Aquella madrugada, Lidia se despertó con frío. No sólo su corazón echaba en falta a Bruno. Congelada, salió de la tienda y se dirigió hacia la desierta fogata. Extendió las manos para calentarse y, cuando el calor comenzó a inundarla, suspiró aliviada.

Bruno, que la había visto salir de la tienda, la miró desde su manta. Observó cómo ella se sentaba sobre un tronco de madera al lado de la fogata y, levantando el mentón, comenzaba a mirar las estrellas. Sin poder evitarlo, sonrió.
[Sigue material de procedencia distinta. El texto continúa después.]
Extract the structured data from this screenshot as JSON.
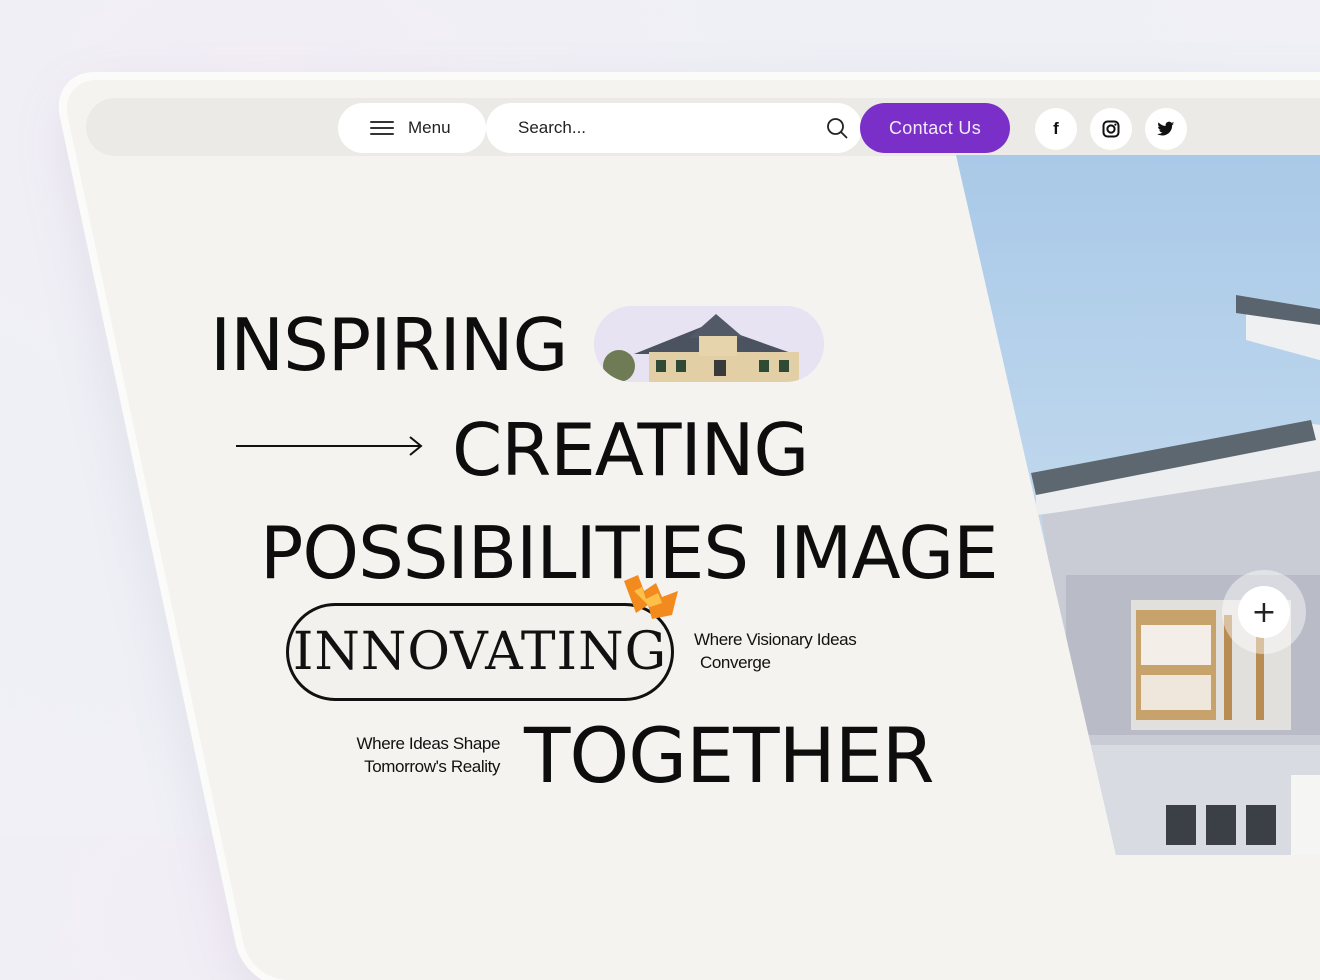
{
  "nav": {
    "menu_label": "Menu",
    "search_placeholder": "Search...",
    "contact_label": "Contact Us",
    "social": [
      {
        "icon": "facebook-icon",
        "glyph": "f"
      },
      {
        "icon": "instagram-icon",
        "glyph": "◎"
      },
      {
        "icon": "twitter-icon",
        "glyph": "🐦"
      }
    ]
  },
  "hero": {
    "line1": "INSPIRING",
    "line2": "CREATING",
    "line3": "POSSIBILITIES IMAGE",
    "line4": "INNOVATING",
    "line5": "TOGETHER",
    "tagline1": [
      "Where Visionary Ideas",
      "Converge"
    ],
    "tagline2": [
      "Where Ideas Shape",
      "Tomorrow's Reality"
    ]
  },
  "colors": {
    "accent": "#7b2fc9",
    "spark": "#f28a1e",
    "background": "#f4f3ef"
  }
}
A Lidia le gustaba inventar mundos paralelos mientras contemplaba el firmamento y, atraído como un imán, se levantó. Sin embargo, mientras caminaba hacia ella decidió que el romántico Bruno debía desaparecer para mostrar tan sólo al simpático y alocado guerrero.

Una vez llegó a su lado, se sentó y ambos se miraron en silencio durante un buen rato. Finalmente, él, al ver los labios azulados de Lidia, preguntó:

—¿Tienes frío?

Ella asintió. Y Bruno, tras quitarse la manta que llevaba enrollada al cuerpo, se la echó a ella por encima.